Stern in einer ausgedehnten leuchtenden Struktur

NASA/JPL-Caltech/J.Tobin (University of Michigan)

Doppelsterne entstehen üblicherweise gemeinsam aus ein und derselben Gaswolke und in unmittelbarer Nachbarschaft zueinander. Doch nun ist ein Forscherteam auf ein junges Sternenpaar gestoßen, das offenbar auf andere Art entstanden ist: Die beiden Sterne haben sich zunächst weit entfernt voneinander gebildet und sich erst später einander angenähert. Bei ihrem Annäherungsprozess verdrehen die beiden Sterne das Magnetfeld in ihrer Umgebung und beeinflussen so die Entstehung anderer Sterne, wie die Wissenschaftler im Fachblatt „Astrophysical Journal“ berichten.

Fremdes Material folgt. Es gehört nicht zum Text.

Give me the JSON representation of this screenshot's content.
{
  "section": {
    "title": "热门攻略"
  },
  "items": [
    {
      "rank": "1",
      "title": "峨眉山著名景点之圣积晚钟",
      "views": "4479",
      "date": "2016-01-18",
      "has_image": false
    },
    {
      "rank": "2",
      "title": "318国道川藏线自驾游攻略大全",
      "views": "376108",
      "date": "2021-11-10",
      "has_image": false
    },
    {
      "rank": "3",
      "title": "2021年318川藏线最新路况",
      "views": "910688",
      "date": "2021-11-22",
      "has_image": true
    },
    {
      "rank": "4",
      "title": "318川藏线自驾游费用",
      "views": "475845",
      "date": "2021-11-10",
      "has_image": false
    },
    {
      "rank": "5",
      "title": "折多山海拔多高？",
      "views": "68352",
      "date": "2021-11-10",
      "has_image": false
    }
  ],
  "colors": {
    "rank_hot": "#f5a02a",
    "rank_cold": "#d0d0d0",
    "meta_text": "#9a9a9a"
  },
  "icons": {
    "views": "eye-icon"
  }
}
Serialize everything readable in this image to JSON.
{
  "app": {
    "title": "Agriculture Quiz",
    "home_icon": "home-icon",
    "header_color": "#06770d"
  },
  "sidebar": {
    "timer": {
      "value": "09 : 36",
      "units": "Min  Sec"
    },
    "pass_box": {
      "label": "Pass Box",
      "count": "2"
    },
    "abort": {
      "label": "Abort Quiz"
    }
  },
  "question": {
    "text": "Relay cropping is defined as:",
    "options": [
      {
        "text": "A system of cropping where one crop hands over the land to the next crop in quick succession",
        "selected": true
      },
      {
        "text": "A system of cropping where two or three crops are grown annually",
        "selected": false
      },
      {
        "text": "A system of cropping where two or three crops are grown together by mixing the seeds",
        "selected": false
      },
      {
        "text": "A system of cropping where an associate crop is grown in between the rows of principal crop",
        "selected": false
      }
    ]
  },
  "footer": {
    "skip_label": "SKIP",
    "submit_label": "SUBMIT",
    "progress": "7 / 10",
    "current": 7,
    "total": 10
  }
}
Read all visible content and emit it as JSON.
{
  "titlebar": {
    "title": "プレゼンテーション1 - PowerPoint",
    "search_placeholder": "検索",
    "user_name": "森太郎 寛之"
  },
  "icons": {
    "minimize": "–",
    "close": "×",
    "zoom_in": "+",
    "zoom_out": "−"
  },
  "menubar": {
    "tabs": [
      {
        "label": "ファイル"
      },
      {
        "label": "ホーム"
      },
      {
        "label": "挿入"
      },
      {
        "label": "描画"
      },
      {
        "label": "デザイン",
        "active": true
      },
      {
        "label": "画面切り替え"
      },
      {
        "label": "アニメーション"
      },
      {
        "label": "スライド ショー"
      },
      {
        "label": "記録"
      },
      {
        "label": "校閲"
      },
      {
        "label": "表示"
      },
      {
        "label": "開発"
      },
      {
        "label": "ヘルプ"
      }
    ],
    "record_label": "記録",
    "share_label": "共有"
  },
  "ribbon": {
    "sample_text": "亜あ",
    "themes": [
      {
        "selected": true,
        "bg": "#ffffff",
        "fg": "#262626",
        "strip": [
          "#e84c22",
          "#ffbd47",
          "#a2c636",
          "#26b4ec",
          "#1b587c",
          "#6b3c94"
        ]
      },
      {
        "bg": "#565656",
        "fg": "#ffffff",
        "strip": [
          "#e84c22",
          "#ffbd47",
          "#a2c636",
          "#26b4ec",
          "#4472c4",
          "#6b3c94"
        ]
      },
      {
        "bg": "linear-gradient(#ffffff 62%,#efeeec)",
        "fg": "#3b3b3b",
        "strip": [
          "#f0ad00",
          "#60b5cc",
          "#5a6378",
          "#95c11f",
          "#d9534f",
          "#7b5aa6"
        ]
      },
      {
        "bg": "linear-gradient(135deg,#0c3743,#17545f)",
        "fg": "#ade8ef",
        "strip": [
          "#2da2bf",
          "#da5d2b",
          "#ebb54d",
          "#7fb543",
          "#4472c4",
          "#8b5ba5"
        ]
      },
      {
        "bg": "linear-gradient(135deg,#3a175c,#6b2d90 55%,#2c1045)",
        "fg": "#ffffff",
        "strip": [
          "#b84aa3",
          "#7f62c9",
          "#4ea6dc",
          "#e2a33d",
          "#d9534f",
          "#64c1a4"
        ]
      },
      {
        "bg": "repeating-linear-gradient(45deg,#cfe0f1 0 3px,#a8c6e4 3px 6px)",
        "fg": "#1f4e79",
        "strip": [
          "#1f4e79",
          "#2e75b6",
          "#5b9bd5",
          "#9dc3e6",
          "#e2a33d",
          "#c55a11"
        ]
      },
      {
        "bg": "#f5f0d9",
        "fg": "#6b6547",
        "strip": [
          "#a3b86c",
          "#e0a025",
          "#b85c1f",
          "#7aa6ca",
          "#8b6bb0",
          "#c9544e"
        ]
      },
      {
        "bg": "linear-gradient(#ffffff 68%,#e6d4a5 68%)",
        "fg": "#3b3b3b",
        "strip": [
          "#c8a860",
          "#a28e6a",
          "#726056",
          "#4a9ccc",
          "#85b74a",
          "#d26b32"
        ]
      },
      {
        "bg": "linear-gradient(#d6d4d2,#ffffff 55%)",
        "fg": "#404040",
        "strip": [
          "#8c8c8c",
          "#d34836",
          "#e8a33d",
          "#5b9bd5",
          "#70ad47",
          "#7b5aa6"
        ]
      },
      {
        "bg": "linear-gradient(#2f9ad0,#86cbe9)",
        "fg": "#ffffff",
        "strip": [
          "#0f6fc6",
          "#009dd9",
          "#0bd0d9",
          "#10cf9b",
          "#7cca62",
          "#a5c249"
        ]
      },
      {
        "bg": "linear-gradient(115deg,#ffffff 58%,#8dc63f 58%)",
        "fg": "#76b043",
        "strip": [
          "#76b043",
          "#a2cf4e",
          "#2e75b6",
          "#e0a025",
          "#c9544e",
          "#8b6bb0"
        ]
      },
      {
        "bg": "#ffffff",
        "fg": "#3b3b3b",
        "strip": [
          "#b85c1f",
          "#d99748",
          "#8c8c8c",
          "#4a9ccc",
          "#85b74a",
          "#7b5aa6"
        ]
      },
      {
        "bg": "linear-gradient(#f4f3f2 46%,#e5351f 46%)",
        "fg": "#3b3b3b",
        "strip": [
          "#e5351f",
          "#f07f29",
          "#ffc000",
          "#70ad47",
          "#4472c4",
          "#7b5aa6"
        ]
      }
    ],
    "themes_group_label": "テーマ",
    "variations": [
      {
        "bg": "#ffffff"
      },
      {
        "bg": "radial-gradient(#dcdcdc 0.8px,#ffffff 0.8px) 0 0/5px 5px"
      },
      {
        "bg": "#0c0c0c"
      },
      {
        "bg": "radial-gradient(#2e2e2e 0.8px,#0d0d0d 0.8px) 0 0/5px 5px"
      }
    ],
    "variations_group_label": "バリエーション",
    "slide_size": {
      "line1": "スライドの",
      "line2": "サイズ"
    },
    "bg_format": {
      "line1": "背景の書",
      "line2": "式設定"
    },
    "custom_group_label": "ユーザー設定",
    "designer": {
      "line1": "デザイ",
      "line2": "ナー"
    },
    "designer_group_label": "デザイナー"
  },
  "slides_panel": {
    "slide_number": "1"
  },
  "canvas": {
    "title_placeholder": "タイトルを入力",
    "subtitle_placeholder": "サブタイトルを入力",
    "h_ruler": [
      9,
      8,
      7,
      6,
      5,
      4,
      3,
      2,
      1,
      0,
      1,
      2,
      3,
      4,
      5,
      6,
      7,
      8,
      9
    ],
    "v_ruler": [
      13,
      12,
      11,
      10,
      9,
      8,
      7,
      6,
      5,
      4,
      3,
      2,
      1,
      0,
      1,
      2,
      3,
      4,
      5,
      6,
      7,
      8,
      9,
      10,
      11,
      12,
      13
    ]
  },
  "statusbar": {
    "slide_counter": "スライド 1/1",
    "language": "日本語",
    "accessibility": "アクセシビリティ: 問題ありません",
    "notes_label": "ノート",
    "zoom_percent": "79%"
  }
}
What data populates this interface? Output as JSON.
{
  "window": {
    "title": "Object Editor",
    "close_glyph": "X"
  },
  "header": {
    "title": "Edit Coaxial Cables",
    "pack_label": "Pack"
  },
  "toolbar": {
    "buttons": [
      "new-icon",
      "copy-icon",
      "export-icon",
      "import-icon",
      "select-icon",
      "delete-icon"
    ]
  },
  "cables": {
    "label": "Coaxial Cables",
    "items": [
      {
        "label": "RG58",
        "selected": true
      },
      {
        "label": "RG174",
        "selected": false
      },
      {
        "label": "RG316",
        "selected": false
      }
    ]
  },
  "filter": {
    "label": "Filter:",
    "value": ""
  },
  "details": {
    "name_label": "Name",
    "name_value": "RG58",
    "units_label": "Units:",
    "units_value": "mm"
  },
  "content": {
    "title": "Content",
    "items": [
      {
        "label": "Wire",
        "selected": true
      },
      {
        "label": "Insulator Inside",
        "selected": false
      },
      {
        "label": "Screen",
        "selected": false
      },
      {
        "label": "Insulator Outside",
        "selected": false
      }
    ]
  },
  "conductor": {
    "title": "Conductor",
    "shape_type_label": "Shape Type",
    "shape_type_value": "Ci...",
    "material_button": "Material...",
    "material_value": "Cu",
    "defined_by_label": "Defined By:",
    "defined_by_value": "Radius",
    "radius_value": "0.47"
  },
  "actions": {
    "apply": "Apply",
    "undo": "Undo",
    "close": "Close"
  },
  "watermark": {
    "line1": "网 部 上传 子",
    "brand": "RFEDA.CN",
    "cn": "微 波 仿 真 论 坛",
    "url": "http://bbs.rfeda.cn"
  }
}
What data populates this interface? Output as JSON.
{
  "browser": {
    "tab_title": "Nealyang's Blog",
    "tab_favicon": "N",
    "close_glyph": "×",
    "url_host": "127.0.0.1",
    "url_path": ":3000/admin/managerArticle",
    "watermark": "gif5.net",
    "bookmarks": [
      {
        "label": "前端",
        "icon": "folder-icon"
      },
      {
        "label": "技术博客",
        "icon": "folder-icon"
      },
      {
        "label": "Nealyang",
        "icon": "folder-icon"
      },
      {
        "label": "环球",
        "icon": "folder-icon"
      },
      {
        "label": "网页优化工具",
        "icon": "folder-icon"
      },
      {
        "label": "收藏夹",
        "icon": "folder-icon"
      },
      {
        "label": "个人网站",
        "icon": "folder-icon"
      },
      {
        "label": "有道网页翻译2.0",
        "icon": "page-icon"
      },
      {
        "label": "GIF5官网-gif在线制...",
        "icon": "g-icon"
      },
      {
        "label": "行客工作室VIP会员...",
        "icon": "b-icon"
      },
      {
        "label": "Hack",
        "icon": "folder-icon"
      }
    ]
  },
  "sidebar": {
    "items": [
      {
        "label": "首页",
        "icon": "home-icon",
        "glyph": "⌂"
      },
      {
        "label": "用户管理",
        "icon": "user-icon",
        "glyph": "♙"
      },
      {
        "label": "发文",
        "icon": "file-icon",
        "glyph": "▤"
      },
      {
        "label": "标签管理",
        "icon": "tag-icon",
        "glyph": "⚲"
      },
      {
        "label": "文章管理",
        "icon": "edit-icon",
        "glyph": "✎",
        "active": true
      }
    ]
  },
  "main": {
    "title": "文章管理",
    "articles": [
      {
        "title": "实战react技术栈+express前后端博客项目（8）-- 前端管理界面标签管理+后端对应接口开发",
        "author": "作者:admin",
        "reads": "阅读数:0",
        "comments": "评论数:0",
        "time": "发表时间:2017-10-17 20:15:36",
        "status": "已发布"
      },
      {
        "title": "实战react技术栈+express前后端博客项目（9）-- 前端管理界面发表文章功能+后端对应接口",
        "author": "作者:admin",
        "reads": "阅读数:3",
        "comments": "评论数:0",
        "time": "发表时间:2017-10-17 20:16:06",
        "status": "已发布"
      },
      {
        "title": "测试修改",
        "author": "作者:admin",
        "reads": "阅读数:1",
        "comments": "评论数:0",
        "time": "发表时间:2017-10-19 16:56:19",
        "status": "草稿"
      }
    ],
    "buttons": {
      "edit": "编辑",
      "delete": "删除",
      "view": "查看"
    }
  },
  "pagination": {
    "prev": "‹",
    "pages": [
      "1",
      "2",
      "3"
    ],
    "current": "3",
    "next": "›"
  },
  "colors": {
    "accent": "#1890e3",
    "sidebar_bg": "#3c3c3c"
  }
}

Auf diese Erkenntnisse sind Erin Cox von der Northwestern University in den USA und ihr Team bei Beobachtungen der etwa 700 Lichtjahre entfernten Gaswolke Lynds 483 gestoßen. Dort befinden sich frisch entstandene, junge Sterne, es bilden sich aber auch weiterhin neue Sterne. Die Forscher beobachteten diese Gaswolke mit dem Infrarotteleskop SOFIA, das sich an Bord einer umgebauten Boeing 747 befindet, und bemerkten dabei, dass das Magnetfeld in der Sternentstehungsregion ungewöhnlich verdrillt ist.

Eben eine solche Verdrehung des Magnetfelds sagten einige theoretische Arbeiten voraus. „Wir glauben, dass hier, in Lynds 483, genau das passiert. Doch die Theorie kann das eine sagen – und die Beobachtungen etwas ganz anderes“, so Cox. Die Forscher beschlossen deshalb, sich auf die Suche nach der Ursache des verdrehten Magnetfelds zu machen.

Ihre Beobachtungen mit der fliegenden Sternwarte zeigten schließlich einen jungen Stern, eingehüllt in einen dichten Kokon aus Gas, von dem die besondere Form des Magnetfelds auszugehen schien. Weitere Beobachtungen mit der Radioteleskopanlage ALMA in Chile entlarvten daraufhin noch einen zweiten Stern innerhalb dieser Gashülle. Diese Sterne sind weit entfernt voneinander entstanden, haben sich dann angenähert und schließlich einen Doppelstern gebildet, erklären die Forscher.

Anhand dieser Entdeckung ließen sich die bisherigen Theorien zwar bestätigen – ganz geklärt ist das Phänomen jedoch noch nicht. So ist noch unklar, warum sich die beiden Sterne aufeinander zubewegen. Die Forscher sind sich aber sicher, dass es die Bewegung der Sterne ist, die zu der Verdrillung des Magnetfelds führt. Vermutlich sei dieser Prozess auch wichtig, damit die Sterne ein stabiles System bilden. Denn dies ist nur möglich, wenn sich ihre Bewegung umeinander verlangsamt – was wohl daran liegt, dass das Magnetfeld Energie aus der Drehbewegung der Sterne nach außen an die Gaswolke abführt.